The Wrecker (novel)

The Wrecker (1892) is a novel written by Robert Louis Stevenson in collaboration with his stepson Lloyd Osbourne. The story is a 'sprawling, episodic adventure story, a comedy of brash manners and something of a detective mystery'. It revolves around the abandoned wreck of the Flying Scud at Midway Island. Clues in a stamp collection are used to track down the missing crew and solve the mystery. It is only in the last chapter that different story elements become linked.

"The Wrecker", an episode of Roy Huggins' TV Western Maverick (1957) starring James Garner and Jack Kelly, is described in the closing credits as "From a Novel by Robert Louis Stevenson & Lloyd Osbourne". The Maverick brothers have bought the wreck of the Flying Scud at an auction and the plot involves trying to discover why so many people want to get their hands on the cargo.

Stevenson described it as a ‘South Sea yarn’ concerning ‘a very strange and defective plan that was accepted with open eyes for what seemed countervailing opportunities offered’. Although the book sold well, reviews were mixed, with a The New York Times reviewer concluding that:

The Wrecker is a kind of blank-cartridge romance with a big explosion, which raises a dust, and if anything really has happened it escapes you in the flash and the cloud of smoke.

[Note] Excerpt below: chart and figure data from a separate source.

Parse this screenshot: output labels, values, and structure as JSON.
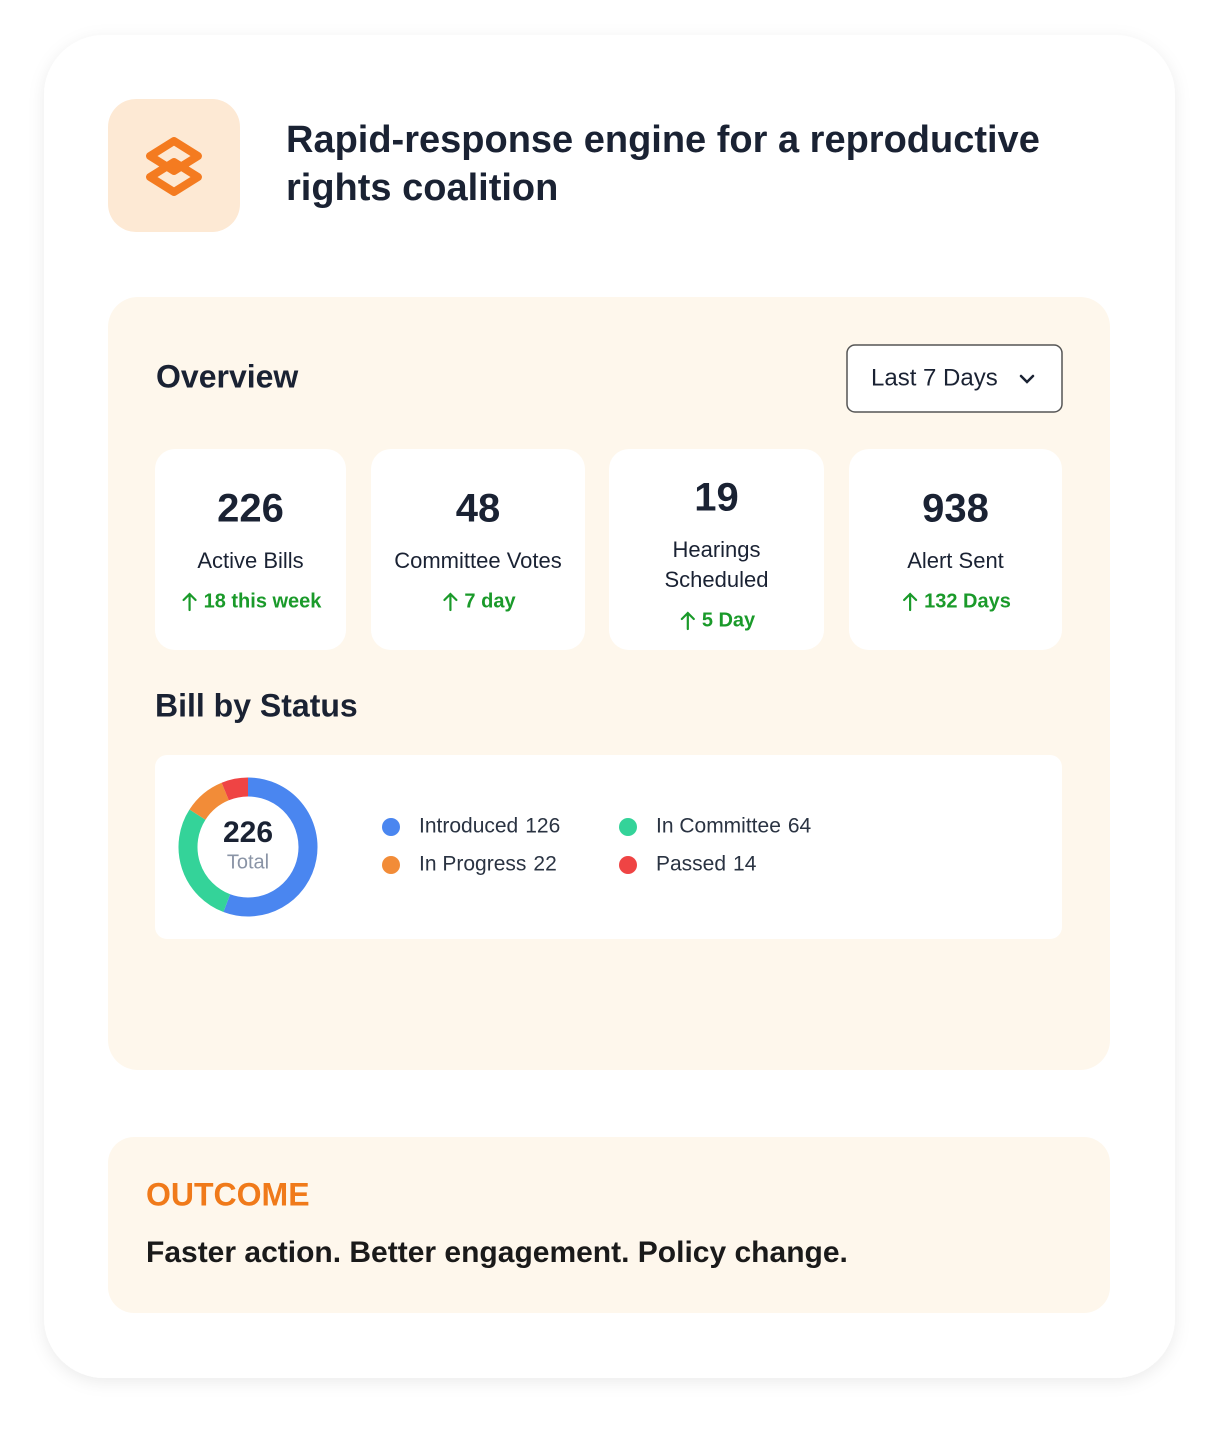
{
  "header": {
    "title_lines": [
      "Rapid-response engine for a reproductive",
      "rights coalition"
    ]
  },
  "overview": {
    "title": "Overview",
    "range": "Last 7 Days",
    "stats": [
      {
        "value": 226,
        "label_lines": [
          "Active Bills"
        ],
        "change": "18 this week"
      },
      {
        "value": 48,
        "label_lines": [
          "Committee Votes"
        ],
        "change": "7 day"
      },
      {
        "value": 19,
        "label_lines": [
          "Hearings",
          "Scheduled"
        ],
        "change": "5 Day"
      },
      {
        "value": 938,
        "label_lines": [
          "Alert Sent"
        ],
        "change": "132 Days"
      }
    ]
  },
  "chart_data": {
    "type": "donut",
    "title": "Bill by Status",
    "center_value": 226,
    "center_label": "Total",
    "categories": [
      "Introduced",
      "In Committee",
      "In Progress",
      "Passed"
    ],
    "values": [
      126,
      64,
      22,
      14
    ],
    "colors": [
      "#4a86f0",
      "#34d399",
      "#f28c38",
      "#ef4444"
    ]
  },
  "outcome": {
    "label": "OUTCOME",
    "text": "Faster action. Better engagement. Policy change."
  }
}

The different loosely connected stories reflected how Robert Louis Stevenson and Lloyd Osbourne wrote the book. Each contributed different sections but agreeing to develop characters and descriptions of places they both knew well. The following are examples:

  • The schooner Equator (1888–1953) inspired the story. Its remains are preserved in a shed at Marina Park at the Port of Everett, Washington.
  • Jack Buckland, (grandson of William Thomas Buckland, the Wraysbury auctioneer; born 1864, Sydney; died 1897, Suwarrow Island), the handsome happy-go-lucky fellow cabin passenger of Lloyd Osbourne and Robert Louis Stevenson on the 1890 Janet Nicholl voyage,. who inspired the ‘Remittance Man' character Tommy Hadden.